Pro Bono Students Canada

  • Appeals Assistance Project Crown Wardship Pilot Program: volunteers assist unrepresented, low income litigants appealing crown wardship no access orders.
  • Civil Court Project (Toronto): a Pro Bono Law Ontario self-help centre at the Superior Court in Toronto to assists low-income, unrepresented civil litigants.
  • Duty Counsel for Law Society Discipline Committee Hearings: volunteer lawyers assist unrepresented solicitors at Law Society Discipline Committee Hearings.
  • Eviction Prevention Project (Western): assists low-income renters facing eviction proceedings.
  • Family Law Project - relies on volunteers from all six Ontario law schools to provide services to unrepresented litigants in Windsor, Kingston, Ottawa, London, Toronto, North York, Milton and Brampton.
  • Federal Court Assistance Project: provides low-income, unrepresented litigants in the Federal Court with the assistance of counsel on matters with a reasonable prospect of success.
  • Health Law Student Advocacy Project (Toronto, Osgoode, Ottawa): helps unrepresented complainants by providing legal information, offering assistance with written submissions, and appearing on their behalf before the Health Professions Appeal and Review Board (HPARB). The HPARB reviews decisions made by the Complaints Committees of Ontario’s health professions Colleges.
  • Immigration and Refugee Detention Centre Project (Osgoode, Toronto): volunteer students go to provincial detention centres to present information to detainees on the immigration and refugee law process in Canada.

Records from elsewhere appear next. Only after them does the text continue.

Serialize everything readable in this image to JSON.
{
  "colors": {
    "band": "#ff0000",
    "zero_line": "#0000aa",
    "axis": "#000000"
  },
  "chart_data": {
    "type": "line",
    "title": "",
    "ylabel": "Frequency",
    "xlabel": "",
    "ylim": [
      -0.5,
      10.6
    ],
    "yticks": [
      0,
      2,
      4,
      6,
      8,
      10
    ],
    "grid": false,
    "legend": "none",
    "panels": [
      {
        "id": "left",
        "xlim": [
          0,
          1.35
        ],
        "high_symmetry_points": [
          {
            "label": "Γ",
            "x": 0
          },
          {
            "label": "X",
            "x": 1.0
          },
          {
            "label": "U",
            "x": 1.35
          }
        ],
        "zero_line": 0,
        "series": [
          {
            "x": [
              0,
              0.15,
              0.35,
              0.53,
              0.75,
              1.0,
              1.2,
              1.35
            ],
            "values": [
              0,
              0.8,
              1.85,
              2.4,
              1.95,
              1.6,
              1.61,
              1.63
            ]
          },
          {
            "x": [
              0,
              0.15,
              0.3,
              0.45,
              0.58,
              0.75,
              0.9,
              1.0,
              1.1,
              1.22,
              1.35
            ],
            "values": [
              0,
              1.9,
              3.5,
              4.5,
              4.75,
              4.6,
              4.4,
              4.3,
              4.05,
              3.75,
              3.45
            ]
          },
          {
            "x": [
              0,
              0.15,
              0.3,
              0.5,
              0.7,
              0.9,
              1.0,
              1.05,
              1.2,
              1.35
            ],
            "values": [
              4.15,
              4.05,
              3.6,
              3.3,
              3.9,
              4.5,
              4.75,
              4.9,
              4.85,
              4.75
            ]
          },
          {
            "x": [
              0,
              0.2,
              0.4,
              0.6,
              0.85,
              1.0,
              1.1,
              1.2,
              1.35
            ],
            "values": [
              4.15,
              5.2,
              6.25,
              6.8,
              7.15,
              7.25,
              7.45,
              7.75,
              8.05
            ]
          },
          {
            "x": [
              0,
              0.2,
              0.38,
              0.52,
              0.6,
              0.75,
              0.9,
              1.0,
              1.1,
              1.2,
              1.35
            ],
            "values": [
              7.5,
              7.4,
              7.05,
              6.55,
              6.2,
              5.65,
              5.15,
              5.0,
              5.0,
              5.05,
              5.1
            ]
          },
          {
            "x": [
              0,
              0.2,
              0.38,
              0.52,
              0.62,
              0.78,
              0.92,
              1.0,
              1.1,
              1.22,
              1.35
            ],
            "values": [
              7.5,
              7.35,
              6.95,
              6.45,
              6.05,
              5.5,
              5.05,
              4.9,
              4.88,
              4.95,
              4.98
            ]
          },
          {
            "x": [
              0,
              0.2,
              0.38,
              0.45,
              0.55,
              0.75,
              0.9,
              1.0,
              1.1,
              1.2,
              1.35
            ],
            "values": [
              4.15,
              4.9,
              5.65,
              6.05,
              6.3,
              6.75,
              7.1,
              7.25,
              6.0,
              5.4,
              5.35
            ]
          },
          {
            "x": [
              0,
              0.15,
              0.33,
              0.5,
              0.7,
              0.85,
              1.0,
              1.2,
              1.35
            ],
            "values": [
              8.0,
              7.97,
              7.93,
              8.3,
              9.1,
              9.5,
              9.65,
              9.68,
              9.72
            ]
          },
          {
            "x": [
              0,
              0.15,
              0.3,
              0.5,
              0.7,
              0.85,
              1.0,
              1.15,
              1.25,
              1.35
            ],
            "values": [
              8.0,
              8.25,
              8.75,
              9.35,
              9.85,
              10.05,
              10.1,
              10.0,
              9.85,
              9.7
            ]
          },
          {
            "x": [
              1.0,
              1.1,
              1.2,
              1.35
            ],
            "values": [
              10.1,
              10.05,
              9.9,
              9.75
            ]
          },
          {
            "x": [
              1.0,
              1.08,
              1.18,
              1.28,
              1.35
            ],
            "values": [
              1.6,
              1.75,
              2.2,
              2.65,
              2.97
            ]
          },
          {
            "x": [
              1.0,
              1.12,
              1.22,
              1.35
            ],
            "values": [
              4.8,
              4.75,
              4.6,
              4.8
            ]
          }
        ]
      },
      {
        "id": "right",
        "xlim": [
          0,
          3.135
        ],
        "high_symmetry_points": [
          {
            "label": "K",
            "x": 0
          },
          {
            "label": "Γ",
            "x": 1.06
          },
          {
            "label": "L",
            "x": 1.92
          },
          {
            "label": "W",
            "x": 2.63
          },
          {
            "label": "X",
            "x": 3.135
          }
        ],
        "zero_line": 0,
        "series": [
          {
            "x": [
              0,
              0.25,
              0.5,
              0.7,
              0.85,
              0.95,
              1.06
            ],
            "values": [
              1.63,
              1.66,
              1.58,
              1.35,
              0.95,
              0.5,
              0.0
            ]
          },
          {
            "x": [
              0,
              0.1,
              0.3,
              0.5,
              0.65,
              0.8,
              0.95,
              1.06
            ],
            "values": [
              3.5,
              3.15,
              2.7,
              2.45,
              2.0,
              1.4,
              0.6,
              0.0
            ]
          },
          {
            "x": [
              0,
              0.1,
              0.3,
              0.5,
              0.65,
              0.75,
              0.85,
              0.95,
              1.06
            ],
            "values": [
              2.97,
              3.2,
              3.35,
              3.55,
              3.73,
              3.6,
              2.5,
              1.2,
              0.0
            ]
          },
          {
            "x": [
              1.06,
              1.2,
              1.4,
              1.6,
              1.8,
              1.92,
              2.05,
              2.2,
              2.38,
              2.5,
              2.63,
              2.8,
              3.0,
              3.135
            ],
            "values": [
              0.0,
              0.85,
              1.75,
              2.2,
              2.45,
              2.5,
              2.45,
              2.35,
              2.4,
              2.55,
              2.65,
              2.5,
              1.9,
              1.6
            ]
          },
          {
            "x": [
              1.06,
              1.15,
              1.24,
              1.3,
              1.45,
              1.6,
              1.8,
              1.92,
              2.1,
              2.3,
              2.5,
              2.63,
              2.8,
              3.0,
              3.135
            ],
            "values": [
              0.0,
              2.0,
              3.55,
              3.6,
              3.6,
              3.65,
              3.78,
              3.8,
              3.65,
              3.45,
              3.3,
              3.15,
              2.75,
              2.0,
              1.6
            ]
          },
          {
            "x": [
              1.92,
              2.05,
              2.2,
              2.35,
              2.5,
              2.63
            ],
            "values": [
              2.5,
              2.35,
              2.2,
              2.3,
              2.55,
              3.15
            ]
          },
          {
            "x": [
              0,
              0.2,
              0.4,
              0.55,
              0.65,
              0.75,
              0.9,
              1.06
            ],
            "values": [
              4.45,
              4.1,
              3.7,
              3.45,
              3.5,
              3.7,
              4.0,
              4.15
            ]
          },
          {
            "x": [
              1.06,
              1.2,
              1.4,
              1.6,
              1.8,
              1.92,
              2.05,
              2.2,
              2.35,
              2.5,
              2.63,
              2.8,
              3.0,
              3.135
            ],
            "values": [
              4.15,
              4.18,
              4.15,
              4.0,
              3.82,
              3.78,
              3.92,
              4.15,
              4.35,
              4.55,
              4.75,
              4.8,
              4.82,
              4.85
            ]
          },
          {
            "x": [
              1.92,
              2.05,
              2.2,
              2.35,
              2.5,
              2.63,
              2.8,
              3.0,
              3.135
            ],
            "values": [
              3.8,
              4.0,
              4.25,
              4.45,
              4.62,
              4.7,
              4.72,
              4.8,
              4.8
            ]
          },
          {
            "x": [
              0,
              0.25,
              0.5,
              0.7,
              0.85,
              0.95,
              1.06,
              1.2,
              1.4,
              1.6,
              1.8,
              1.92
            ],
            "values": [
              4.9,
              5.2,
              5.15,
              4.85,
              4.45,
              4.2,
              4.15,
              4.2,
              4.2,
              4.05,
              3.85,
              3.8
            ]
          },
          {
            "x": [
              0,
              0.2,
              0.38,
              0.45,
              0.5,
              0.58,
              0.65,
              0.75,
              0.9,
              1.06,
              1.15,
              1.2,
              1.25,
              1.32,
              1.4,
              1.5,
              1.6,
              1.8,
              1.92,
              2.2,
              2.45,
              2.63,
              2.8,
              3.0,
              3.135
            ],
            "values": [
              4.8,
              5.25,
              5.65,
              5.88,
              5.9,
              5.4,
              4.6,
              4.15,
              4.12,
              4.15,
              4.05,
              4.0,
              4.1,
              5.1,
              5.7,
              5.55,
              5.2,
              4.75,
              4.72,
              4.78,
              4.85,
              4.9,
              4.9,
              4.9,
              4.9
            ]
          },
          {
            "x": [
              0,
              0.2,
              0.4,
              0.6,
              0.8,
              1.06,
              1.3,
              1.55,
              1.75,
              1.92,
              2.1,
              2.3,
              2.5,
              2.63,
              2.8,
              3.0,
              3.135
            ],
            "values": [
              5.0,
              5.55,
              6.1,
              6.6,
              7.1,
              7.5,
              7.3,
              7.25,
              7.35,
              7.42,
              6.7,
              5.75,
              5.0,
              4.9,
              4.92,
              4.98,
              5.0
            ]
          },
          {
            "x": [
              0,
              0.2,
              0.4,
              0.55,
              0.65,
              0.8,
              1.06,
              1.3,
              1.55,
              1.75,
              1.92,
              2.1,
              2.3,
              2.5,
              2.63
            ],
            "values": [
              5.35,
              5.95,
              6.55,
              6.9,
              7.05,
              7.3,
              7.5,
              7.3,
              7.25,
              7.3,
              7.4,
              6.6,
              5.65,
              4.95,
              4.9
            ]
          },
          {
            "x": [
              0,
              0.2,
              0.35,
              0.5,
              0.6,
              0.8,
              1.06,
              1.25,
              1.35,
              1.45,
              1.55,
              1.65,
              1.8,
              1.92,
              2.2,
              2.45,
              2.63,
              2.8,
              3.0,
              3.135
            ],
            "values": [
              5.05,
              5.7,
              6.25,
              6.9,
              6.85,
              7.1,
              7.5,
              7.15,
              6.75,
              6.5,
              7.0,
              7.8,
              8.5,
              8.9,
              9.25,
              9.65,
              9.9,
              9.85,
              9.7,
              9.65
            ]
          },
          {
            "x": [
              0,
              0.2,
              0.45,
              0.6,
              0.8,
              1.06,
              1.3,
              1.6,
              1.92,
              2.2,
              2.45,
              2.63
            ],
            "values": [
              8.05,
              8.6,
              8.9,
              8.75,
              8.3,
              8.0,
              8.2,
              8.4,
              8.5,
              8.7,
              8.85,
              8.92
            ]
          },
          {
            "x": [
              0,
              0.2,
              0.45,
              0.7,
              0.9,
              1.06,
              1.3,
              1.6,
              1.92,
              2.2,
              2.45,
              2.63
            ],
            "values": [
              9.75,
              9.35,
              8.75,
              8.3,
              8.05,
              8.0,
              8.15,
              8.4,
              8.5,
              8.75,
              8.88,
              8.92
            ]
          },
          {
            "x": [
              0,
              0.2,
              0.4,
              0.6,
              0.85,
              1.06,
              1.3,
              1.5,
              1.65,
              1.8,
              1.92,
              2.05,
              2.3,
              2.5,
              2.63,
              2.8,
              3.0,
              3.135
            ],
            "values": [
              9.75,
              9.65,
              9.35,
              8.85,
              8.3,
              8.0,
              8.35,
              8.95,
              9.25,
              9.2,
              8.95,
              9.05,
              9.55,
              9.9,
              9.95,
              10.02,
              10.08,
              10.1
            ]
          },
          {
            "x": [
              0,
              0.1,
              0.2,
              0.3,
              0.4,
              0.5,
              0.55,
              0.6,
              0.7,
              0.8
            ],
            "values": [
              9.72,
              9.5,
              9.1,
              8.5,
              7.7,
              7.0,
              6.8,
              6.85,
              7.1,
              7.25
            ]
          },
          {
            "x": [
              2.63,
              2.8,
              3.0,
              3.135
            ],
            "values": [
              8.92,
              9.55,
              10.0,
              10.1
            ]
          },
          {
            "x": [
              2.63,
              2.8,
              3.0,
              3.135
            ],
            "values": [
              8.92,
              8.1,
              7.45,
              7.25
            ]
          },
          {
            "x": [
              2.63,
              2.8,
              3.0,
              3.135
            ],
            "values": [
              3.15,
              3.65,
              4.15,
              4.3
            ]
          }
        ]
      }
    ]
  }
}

  • Judicial Plea: The Appeals Assistance Project: matches volunteers to low-income, unrepresented litigants for civil appeals. Services range from brief advice to full representation, including attendance at hearings.
  • Justice Ontario: a website and phone hotline provides Ontarians with a one-stop entry point for accessing legal resources and basic information on the most common justice-related topics. A project of the Ministry of the Attorney General, it also provides easy access to legal resources such as lawyer referral services and family law information centres.
  • Not-for-Profit Corporate Law Project (Toronto): addresses the vital business needs of non-profit organizations in Ontario in the areas of incorporation, charitable status registration, corporate maintenance and governance, and others.
  • Ontario Securities Commission Litigation Assistance Program: offers volunteer litigation services to unrepresented respondents appearing in enforcement proceedings for the Ontario Securities Commission.
  • Rural Entrepreneurial Legal Handbook Project (Queen’s): helps provide legal information to rural communities by researching and developing legal resources for rural communities in Eastern Ontario. Student volunteers are working to produce a legal handbook for entrepreneurs starting small, rural businesses in the region.
  • Small Claims Court Project (Toronto): provides general procedural and legal information enabling these individuals to complete the court process as independently as possible. In addition to providing information, a duty counsel lawyer can attend hearings or settlement conferences, help clients identify the legal issues related to their case, provide information on the rules and procedures of small claims court and answer general legal questions.
  • Tax Court of Canada Advocacy Project: offers representation to appellants in the informal procedure, with claims under $25,000. This project also operates in Quebec and is a pilot project in Nova Scotia.
  • Wills Project (Toronto, Osgoode): volunteers draft wills and powers of attorney for low-income clients.